Information Loss Creates Illusion of Slowness

September 27th, 2007 by Editor B

So, I was listening to Kenny G’s Intelligent Design show on WFMU yesterday, and he starts playing a piece by Steve McLaughlin called “Run for Your Life.” The piece consists of all of the Beatles albums, from Please Please Me to Let It Be, played at eight times normal speed. The whole thing is just over an hour long.

About the time it got to the White Album, I decided to hijack a little of the audio and see what it sounded like if it was slowed back down. I used Peak DV to slow it down 800%. Hmm, that’s odd, I thought, it sounds too slow. I concluded that the 8x figure must have been (at least slightly) inaccurate. But when I tried other speeds, I realized my ears were playing tricks on me. After having been sped up and then slowed back down, the music just sounds slower. A lot of information has been discarded in that process, and the result seems to be a psychoacoustic illusion of slowness.

For your listening “enjoyment,” and I use the term loosely, here are three tracks:

  • Revolution 1 – If you’re familiar with the original, I think you’ll agree this sounds as if it’s slowed down.
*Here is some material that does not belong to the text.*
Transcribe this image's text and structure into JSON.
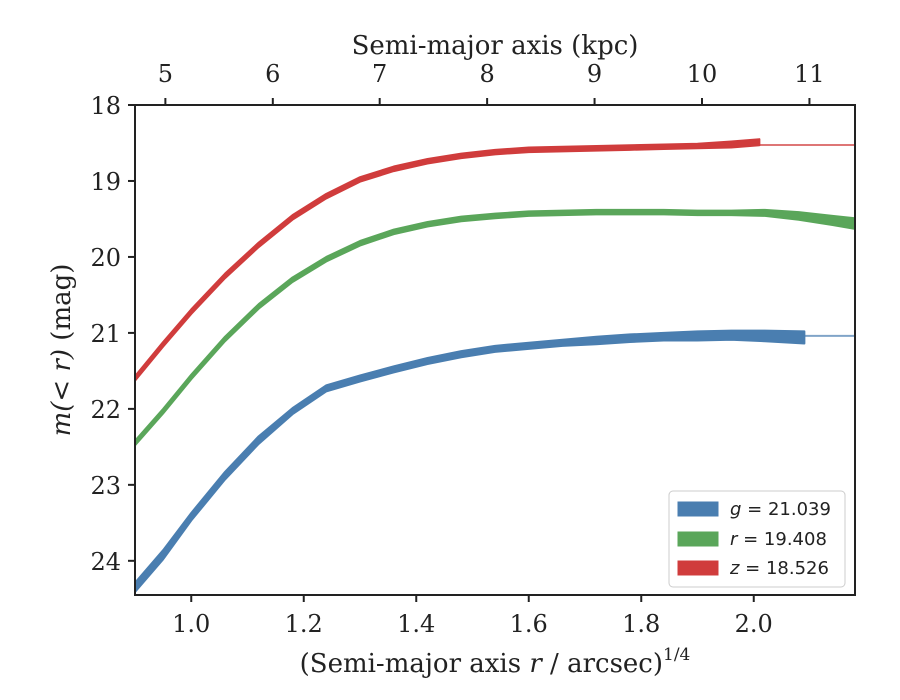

But it’s not. It’s four minutes and fifteen seconds long, just like the original.
  • I Will – Which has the advantage of being shorter.
  • Julia – I think the effect is actually kind of beautiful on this song.
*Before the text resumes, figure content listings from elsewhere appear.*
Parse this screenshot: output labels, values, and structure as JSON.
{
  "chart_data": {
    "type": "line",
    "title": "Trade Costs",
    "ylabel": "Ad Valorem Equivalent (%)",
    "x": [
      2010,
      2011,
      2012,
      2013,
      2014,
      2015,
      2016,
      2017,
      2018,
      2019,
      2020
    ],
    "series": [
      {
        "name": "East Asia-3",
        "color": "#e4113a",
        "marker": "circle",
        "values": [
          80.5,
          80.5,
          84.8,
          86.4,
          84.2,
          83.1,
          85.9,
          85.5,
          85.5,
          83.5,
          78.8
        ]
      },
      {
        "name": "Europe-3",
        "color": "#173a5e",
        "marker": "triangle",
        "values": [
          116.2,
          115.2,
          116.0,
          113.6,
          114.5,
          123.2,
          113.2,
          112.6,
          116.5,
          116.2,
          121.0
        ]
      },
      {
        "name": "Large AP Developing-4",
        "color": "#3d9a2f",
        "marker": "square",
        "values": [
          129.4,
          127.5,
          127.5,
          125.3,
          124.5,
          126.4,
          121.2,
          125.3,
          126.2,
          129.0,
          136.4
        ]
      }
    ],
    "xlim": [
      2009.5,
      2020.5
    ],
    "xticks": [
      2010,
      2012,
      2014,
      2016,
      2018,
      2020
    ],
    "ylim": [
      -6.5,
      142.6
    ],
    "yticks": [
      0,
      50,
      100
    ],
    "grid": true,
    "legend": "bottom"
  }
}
Kenny G said he’s going to play these on his show next week. I am going to be famous at last.

Update: Kenny G posted on the WFMU blog, and here’s one more mp3: Happiness Is a Warm Gun. The great thing about this one is that each part of the song gives a markedly different effect.

3 Responses to “Information Loss Creates Illusion of Slowness”

  1. Varg Says:

    I just listened to a great podcast called Radio Lab that talked about something similar to this. In the episode they talked about some folks up in New York who sit in a gallery and listen to Beethoven’s 9th stretched out to 24-hours.

    Here is a link to the streaming version of the music.

    http://www.park.nl/park_cms/public/index.php?thisarticle=118

    Here is a link to the show I first heard it on that talks about lots of other neat stuff in regards to our perception of time. Good to listen to if you have some meaningless task to perform…

    http://www.wnyc.org/shows/radiolab/episodes/2005/02/25

  2. Jon Konrath Says:

    I think it has to do with the song dropping so many frames during the speedup, and then when you slow it down, it doesn’t have enough frames to hold the right time/pitch. Or something. I know back in the old days, if you tried to hijack audio on a really shitty PC, you’d end up with an MP3 that was the same length but would either sound like this (but not this bad) or the pitch sounded a little off.

  3. Sean P. Clark Says:

    Jon, I pretty sure that’s what b was saying… i put the original julia track on top of the slowed track and the timing matched up fine, the result was pretty eerie. I guess you could kinda compare the dropped audio to the effect you get when you sing into moving fan blades or fake trilling with your hand instead of tongue.

    I have the illusion of slowness when I wake up in the morning – the clock is going faster than I am. What’s the name for that so when I call in late for work I’ll know what to call it?